After assistant professorships at the University of Bonn in the winter semester of 1991/92 and at the Saarland University in the summer semester of 1995, he accepted an appointment as professor for contemporary music at the Musicological Institute of the University of Cologne in the winter semester of 1996/97. There he founded the cycles of events Composition and Musicology in Dialogue (1997) and Space Music (1998) as well as the publication series Signale aus Köln. Beiträge zur Musik der Zeit and was elected chairman of the association Signale aus Köln in 1999.
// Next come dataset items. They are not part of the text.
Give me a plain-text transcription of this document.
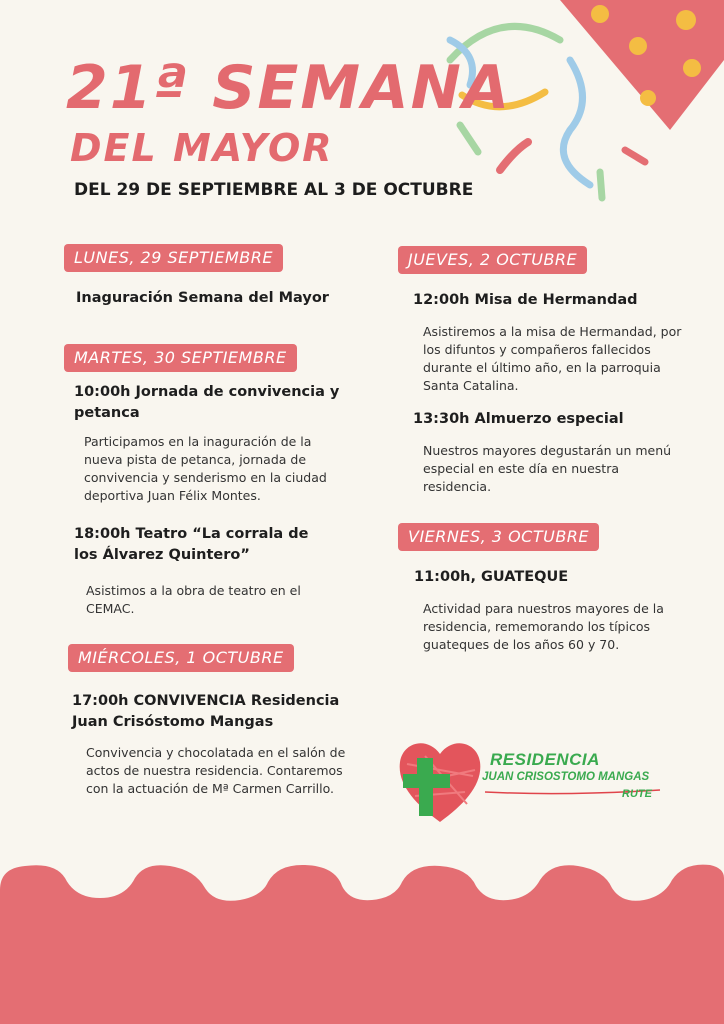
21ª SEMANA
DEL MAYOR
DEL 29 DE SEPTIEMBRE AL 3 DE OCTUBRE
LUNES, 29 SEPTIEMBRE
Inaguración Semana del Mayor
MARTES, 30 SEPTIEMBRE
10:00h Jornada de convivencia y petanca
Participamos en la inaguración de la nueva pista de petanca, jornada de convivencia y senderismo en la ciudad deportiva Juan Félix Montes.
18:00h Teatro “La corrala de los Álvarez Quintero”
Asistimos a la obra de teatro en el CEMAC.
MIÉRCOLES, 1 OCTUBRE
17:00h CONVIVENCIA Residencia Juan Crisóstomo Mangas
Convivencia y chocolatada en el salón de actos de nuestra residencia. Contaremos con la actuación de Mª Carmen Carrillo.
JUEVES, 2 OCTUBRE
12:00h Misa de Hermandad
Asistiremos a la misa de Hermandad, por los difuntos y compañeros fallecidos durante el último año, en la parroquia Santa Catalina.
13:30h Almuerzo especial
Nuestros mayores degustarán un menú especial en este día en nuestra residencia.
VIERNES, 3 OCTUBRE
11:00h, GUATEQUE
Actividad para nuestros mayores de la residencia, rememorando los típicos guateques de los años 60 y 70.
RESIDENCIA
JUAN CRISOSTOMO MANGAS
RUTE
Furthermore, Blumröder is a member of the Centre for Modern Research at the University of Cologne and was involved in the Cultural Studies Research College Media and Cultural Communication from 2002 to 2007.

== Publications ==
- Der Begriff Neue Musik im 20. Jahrhundert (Freiburger Schriften zur Musikwissenschaft. XII). Munich/Salzburg 1981.
- Die Grundlegung der Musik Karlheinz Stockhausen's (Archiv für Musikwissenschaft, issue 32). Stuttgart 1993.
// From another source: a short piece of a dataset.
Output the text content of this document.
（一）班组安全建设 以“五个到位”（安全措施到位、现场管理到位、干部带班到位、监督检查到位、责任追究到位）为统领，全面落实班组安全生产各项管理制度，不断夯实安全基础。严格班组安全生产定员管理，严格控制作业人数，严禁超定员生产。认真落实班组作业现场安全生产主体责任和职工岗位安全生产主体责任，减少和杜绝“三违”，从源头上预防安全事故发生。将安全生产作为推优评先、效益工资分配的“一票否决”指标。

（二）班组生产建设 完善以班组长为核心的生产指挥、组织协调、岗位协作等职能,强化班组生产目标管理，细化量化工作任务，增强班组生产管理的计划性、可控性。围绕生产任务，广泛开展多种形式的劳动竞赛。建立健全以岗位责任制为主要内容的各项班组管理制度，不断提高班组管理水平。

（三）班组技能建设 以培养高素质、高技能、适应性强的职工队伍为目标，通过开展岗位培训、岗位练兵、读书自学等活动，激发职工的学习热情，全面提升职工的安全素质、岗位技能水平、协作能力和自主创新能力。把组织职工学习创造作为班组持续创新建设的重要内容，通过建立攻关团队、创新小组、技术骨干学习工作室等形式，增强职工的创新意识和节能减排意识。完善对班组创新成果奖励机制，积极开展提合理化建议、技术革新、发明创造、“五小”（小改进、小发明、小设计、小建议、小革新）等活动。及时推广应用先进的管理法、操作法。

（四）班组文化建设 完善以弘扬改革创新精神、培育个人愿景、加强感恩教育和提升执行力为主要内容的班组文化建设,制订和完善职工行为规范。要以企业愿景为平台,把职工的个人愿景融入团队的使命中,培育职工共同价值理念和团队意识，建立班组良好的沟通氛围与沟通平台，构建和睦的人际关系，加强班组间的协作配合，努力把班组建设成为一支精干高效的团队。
- (Editor): Karlheinz Stockhausen: Texte zur Musik 1970–1977. Volume 4: Werk-Einführungen, Elektronische Musik, Weltmusik, Vorschläge und Standpunkte, Zum Werk Anderer. Cologne 1978. – Texte zur Musik 1977–1984. Volume 5: Composition. Volume 6: Interpretation. Cologne 1989. – Texte zur Musik 1984–1991. Volume 7: Neues zu Werken vor Licht, Zu Licht bis Montag, Montag aus Licht. Volume 8: Dienstag aus Licht, Elektronische Musik. Volume 9: Über Licht, Komponist und Interpret, Zeitwende. Volume 10: Astronische Musik, Echos von Echos. Kürten 1998.
- with Wolfram Steinbeck: Die Symphonie im 19. und 20. Jahrhundert. Part 2: Stationen der Symphonik seit 1900 (Handbuch der musikalischen Gattungen. III, 2). Laaber 2002.
- François Bayle's Acousmatic music. In Chr. von Blumröder (edit.): Kompositorische Stationen des 20. Jahrhunderts (Signale aus Köln. Beiträge zur Musik der Zeit. Volume 7), Münster 2004, .
- Neue Musik im Spannungsfeld von Krieg und Diktatur (Signale aus Köln. Beiträge zur Musik der Zeit. Volume 13). Vienna 2009.
- Musique concrète – Elektronische Musik – Acousmatic music. Konzeptionen der electroacoustic music. In T. Hünermann, Chr. von Blumröder (edit.): Topographien der Kompositionsgeschichte seit 1950 Pousseur, Berio, Evangelisti, Kagel, Xenakis, Cage, Rihm, Smalley, Brümmer, Tutschku (Signale aus Köln. Beiträge zur Musik der Zeit. Volume 16). Vienna 2011, .
- Die elektroakustische Musik. Eine kompositorische Revolution und ihre Folgen (Signale aus Köln. Beiträge zur Musik der Zeit. Volume 22). Vienna 2017, ISBN 978-3-85450-422-1.